Variant anglais du Covid-19: la France séquence-t-elle suffisamment par rapport aux autres pays?

Louis Tanca
·3 min de lecture
Infographie sur le séquençage dans le monde - BFMTV
Infographie sur le séquençage dans le monde - BFMTV

Pour repérer le fameux variant anglais - une mutation probablement plus contagieuse du Covid-19 qui inquiète particulièrement les autorités - il est essentiel de séquençer le génome du virus des personnes contaminées.

Le séquençage désigne le processus qui consiste à détailler et déterminer la composition d'un génome comme nous l'expliquions dans cet article. Dans L'Express, le directeur de recherche au CNRS Samuel Alizon explique que le séquençage permet de "potentiellement savoir où une souche particulière se propage, d'estimer la date de son apparition, mais aussi de déterminer les durées de contagiosité, d'avoir une idée du nombre de personnes porteuses ou encore d'identifier les évènements de superpropagation".

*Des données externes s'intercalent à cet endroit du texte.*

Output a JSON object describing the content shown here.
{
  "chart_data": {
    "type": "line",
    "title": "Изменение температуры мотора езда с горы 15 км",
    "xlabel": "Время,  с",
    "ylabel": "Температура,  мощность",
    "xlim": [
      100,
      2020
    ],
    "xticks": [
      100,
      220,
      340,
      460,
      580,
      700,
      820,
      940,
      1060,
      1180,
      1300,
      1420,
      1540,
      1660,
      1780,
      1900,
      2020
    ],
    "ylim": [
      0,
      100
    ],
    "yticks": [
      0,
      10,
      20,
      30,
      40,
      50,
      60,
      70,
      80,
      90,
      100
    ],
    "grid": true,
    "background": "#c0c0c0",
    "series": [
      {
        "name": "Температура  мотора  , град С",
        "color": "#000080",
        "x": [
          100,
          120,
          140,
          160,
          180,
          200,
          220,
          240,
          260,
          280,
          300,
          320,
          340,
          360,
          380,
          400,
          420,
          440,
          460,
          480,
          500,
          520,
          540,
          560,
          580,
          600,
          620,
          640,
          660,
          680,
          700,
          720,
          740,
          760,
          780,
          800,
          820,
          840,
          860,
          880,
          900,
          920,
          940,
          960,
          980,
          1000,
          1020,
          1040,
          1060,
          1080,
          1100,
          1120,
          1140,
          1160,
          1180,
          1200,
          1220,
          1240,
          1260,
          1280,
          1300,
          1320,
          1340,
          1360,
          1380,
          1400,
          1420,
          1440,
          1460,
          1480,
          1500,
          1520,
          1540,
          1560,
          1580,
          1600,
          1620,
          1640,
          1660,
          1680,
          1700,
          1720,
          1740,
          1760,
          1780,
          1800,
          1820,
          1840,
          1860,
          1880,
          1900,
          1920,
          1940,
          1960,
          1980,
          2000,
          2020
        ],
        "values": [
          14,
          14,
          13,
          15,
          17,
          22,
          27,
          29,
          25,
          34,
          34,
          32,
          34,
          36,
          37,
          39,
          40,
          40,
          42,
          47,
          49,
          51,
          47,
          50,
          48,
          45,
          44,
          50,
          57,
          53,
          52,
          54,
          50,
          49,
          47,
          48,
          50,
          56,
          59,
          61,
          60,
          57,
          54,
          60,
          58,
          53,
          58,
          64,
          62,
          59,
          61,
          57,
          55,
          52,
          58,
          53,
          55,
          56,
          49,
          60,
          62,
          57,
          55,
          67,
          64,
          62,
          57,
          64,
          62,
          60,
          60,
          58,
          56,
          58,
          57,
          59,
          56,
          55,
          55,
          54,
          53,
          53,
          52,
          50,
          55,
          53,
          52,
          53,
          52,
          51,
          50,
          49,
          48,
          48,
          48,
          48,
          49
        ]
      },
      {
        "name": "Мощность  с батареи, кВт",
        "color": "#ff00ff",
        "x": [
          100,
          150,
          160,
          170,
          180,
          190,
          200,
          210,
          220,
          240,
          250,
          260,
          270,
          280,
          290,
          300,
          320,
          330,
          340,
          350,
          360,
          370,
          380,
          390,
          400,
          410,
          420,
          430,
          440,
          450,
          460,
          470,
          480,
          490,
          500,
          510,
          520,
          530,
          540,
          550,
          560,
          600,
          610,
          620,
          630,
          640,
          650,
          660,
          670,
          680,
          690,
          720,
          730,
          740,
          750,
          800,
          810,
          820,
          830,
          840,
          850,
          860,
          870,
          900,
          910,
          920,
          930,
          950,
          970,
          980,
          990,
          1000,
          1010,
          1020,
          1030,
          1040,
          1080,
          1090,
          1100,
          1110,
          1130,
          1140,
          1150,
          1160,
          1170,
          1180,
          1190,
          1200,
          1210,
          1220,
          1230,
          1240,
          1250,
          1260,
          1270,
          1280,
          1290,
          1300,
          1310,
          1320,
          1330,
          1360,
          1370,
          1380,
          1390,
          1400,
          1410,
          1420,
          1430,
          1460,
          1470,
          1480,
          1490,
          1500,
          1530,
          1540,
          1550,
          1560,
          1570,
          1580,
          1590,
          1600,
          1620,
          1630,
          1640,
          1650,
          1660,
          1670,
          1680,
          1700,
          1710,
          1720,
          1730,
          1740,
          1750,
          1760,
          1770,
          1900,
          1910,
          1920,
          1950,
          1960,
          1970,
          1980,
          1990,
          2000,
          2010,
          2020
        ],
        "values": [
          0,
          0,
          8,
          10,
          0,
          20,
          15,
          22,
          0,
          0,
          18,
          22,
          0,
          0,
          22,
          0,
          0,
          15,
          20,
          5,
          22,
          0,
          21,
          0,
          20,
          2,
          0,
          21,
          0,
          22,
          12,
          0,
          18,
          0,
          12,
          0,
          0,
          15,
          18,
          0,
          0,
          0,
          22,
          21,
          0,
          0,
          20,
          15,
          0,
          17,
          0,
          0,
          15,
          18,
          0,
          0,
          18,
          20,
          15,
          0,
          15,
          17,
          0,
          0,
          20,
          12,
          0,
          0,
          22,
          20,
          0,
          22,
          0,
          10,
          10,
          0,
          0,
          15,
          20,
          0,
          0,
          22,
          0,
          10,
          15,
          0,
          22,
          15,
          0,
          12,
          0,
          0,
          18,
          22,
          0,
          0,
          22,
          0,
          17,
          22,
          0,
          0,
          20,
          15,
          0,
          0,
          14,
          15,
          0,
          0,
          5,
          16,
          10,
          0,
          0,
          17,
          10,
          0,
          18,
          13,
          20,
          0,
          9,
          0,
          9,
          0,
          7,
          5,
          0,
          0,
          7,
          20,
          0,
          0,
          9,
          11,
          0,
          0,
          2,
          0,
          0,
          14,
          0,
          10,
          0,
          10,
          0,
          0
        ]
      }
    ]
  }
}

Interrogé sur BFMTV, le directeur de recherche au sein de l'Institut Pasteur de Lille Philippe Froguel assurait le 7 janvier que la France était très en retard en termes de séquençage :

"Le séquençage du génome du virus des personnes positives est très faible en France, ce qui fait qu'on court derrière les nouvelles souches. (...) Si on ne fait que des tests PCR, on ne trouve que les variants des autres et on a toujours un retard. Il faut savoir s'il n'y a pas un variant breton, tourangeaux ou lillois qui apparaisse afin qu'on soit prêt à y faire face. C'est ça l'enjeu du séquençage."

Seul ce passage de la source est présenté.